Nearly 2,000 respondents participated in the survey. About 73% of firms report it will continue to be hard, or get even harder, to find hourly craft workers over the next 12 months. One reason for their worries is that contractors are skeptical of the quality of the pipeline for recruiting and preparing new craft personnel. Forty-five percent say the local pipeline for preparing well-trained and skilled workers is poor. And 26% say the pipeline for finding workers who can pass a drug test is poor.
Labor shortages are prompting many firms to boost pay and compensation. Two-thirds of firms report they have increased base pay rates for craft workers. And 29% report they are providing incentives and bonuses to attract craft workers.
From those surveyed 29% of firms report they are investing in technology to supplement worker duties. One-fourth of firms report they are using cutting-edge solutions, including drones, robots, and 3-D printers.
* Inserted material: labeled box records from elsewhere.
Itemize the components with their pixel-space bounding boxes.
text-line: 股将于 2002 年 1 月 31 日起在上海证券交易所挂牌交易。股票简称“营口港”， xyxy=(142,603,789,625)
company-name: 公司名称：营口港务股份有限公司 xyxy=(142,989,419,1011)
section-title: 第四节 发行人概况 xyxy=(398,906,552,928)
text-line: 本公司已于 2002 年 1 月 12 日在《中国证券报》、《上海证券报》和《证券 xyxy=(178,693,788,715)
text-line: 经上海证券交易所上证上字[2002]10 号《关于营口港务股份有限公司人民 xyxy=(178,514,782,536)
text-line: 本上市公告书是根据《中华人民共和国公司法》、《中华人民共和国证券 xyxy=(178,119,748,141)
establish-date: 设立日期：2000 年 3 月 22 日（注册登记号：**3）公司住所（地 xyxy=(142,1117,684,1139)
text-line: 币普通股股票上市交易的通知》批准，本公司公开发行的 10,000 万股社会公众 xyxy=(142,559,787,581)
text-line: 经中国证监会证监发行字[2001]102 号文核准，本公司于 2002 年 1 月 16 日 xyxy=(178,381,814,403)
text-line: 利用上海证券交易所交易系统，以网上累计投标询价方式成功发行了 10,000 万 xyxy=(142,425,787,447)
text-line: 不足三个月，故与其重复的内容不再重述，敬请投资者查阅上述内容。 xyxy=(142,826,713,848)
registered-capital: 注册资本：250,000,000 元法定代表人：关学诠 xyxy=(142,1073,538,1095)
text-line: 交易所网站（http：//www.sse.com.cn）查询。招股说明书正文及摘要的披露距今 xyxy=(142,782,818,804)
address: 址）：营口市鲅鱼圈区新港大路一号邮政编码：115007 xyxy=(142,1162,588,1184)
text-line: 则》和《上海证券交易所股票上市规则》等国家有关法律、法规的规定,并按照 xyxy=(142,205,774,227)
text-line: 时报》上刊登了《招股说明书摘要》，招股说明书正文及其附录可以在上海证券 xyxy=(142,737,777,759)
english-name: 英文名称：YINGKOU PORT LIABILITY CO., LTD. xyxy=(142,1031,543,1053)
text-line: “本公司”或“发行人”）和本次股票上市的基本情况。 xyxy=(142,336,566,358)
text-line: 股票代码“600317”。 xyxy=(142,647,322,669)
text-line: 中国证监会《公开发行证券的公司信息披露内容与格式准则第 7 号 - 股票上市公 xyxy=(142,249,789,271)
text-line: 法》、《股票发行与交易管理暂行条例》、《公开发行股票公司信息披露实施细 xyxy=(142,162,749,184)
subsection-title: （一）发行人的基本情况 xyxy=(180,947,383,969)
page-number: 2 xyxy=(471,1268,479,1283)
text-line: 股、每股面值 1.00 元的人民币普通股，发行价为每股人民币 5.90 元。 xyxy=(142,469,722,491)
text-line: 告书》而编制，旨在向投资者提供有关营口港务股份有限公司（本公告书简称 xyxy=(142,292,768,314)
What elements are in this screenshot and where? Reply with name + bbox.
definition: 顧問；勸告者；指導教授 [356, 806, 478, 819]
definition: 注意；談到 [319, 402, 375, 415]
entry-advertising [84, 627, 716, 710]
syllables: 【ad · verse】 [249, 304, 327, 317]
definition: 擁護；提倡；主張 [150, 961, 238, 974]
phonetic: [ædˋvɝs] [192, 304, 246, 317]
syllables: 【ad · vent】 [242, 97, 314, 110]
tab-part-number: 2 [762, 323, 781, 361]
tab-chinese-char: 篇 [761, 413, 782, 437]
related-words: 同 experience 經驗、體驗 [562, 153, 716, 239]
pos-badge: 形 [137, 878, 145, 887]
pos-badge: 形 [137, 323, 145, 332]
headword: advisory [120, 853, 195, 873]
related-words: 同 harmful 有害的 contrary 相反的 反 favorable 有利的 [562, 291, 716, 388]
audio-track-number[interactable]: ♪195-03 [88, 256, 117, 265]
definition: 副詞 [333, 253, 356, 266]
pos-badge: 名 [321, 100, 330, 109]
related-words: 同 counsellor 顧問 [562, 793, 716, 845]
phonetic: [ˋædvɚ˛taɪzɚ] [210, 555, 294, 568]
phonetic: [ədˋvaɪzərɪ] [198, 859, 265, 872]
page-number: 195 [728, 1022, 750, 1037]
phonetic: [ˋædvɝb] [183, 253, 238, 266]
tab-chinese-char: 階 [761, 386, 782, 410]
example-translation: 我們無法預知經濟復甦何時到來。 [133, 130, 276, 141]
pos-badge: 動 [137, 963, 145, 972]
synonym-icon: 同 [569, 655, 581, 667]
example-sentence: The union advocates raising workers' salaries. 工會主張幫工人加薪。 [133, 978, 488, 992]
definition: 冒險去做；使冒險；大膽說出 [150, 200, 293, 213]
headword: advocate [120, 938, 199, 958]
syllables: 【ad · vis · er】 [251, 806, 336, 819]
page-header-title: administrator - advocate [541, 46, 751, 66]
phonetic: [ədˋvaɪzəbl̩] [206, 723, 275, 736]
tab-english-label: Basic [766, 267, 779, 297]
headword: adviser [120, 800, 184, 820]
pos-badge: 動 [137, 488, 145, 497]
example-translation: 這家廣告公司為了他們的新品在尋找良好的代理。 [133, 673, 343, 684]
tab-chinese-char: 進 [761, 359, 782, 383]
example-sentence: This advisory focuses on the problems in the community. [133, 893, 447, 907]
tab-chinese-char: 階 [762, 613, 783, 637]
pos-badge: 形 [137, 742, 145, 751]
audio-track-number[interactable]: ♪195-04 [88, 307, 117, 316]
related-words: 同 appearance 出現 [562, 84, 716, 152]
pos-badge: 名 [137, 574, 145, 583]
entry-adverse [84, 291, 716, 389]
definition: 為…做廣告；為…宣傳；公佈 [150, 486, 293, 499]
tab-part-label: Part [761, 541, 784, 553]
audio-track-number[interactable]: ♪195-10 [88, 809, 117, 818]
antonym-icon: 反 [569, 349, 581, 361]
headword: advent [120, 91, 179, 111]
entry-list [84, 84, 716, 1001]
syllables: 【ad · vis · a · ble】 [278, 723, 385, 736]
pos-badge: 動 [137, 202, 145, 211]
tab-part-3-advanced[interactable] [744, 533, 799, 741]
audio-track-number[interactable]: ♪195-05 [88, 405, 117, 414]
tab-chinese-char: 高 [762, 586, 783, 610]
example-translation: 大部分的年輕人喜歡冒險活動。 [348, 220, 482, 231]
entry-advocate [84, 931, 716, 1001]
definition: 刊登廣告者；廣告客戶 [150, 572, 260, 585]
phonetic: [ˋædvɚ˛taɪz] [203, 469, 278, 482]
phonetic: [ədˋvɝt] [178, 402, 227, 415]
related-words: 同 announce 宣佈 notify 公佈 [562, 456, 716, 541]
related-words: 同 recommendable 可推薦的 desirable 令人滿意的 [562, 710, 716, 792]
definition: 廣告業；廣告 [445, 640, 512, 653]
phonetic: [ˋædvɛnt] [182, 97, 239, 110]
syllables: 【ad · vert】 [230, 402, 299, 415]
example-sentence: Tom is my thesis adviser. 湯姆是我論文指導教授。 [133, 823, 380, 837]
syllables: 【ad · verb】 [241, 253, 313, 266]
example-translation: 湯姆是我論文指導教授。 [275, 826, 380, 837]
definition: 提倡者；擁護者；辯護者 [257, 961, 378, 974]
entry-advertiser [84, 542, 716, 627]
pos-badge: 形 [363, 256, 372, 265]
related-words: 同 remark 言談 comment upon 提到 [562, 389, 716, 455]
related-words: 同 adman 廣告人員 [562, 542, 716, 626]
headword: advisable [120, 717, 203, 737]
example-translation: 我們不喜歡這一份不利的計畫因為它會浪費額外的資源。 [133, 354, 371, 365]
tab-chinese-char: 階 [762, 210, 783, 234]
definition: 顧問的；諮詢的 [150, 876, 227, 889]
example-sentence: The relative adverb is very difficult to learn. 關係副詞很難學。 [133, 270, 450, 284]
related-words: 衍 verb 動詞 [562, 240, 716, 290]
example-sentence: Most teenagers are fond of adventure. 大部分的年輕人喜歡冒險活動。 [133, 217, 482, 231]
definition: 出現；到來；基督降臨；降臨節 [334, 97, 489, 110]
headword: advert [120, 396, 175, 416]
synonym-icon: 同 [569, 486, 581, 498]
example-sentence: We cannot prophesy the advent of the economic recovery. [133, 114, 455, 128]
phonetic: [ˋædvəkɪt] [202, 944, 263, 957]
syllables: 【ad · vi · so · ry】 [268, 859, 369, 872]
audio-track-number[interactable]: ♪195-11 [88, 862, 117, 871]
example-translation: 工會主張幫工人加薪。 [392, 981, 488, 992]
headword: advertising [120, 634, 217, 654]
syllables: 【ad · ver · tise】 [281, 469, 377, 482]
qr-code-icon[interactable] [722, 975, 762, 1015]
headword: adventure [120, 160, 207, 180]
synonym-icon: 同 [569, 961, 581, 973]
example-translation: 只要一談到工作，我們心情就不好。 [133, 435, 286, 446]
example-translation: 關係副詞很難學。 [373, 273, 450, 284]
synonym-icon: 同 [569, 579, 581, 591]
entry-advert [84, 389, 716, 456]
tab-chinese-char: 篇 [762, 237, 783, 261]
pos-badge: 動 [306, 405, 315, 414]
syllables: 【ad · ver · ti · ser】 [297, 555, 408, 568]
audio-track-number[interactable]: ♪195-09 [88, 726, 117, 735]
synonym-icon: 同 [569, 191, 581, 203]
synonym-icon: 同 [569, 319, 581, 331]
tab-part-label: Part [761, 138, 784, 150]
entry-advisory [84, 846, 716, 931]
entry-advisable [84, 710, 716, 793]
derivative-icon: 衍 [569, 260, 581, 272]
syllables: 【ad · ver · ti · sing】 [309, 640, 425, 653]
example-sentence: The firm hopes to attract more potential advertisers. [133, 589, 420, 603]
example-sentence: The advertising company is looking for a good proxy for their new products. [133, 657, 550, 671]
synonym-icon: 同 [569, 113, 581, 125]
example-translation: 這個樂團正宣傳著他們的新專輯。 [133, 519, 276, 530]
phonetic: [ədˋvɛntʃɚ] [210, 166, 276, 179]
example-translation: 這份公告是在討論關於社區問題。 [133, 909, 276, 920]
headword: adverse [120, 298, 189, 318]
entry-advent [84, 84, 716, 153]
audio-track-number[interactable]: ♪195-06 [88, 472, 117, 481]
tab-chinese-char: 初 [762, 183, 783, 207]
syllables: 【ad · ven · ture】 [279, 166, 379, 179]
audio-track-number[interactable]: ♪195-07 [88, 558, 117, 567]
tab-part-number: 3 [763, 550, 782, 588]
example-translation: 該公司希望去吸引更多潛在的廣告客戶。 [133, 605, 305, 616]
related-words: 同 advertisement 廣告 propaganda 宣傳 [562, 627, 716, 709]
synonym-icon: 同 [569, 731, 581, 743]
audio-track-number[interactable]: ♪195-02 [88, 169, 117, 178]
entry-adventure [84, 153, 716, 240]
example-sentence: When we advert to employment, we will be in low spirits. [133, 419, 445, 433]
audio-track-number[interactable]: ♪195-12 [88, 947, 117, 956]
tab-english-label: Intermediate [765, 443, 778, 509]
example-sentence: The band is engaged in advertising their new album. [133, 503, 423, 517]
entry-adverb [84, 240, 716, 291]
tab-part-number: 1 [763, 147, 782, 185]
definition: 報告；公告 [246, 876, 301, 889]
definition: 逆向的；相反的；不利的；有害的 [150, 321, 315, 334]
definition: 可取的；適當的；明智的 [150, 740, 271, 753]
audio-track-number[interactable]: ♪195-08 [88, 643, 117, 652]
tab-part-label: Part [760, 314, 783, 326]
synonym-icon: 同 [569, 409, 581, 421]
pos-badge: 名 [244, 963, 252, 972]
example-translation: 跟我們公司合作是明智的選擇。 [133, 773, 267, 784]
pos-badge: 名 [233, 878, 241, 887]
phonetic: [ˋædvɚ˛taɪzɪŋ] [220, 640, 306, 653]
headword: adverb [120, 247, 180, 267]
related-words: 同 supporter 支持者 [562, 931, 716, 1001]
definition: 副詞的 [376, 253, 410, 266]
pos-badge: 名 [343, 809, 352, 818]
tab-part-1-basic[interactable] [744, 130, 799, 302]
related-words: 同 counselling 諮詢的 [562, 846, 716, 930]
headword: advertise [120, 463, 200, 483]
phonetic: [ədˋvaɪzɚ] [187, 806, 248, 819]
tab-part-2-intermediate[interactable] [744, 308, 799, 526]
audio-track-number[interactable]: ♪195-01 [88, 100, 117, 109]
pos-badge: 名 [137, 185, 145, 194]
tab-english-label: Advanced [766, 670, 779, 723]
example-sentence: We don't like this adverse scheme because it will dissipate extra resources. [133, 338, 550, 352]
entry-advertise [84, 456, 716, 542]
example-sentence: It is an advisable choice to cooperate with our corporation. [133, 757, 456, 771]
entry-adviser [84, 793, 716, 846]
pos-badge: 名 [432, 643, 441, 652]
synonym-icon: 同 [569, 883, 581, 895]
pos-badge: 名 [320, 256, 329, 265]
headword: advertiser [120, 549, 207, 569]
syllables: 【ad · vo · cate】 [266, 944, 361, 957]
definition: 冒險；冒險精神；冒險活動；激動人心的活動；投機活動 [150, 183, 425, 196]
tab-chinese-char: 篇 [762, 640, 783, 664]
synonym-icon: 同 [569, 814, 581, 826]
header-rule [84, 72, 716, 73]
Even as the industry works to address labor shortages, 44% of firms report they are increasing construction prices and 29% are putting longer completion times into their bids for new work because of the lack of workers, putting future development and infrastructure projects at risk. Association officials called on the federal government to boost funding for career and technical education. They also called on federal leaders to allow more immigrants to enter the country to work in construction, let construction students at community and career colleges qualify for federal Pell Grants, and make it easier for firms to establish apprenticeship and other training programs.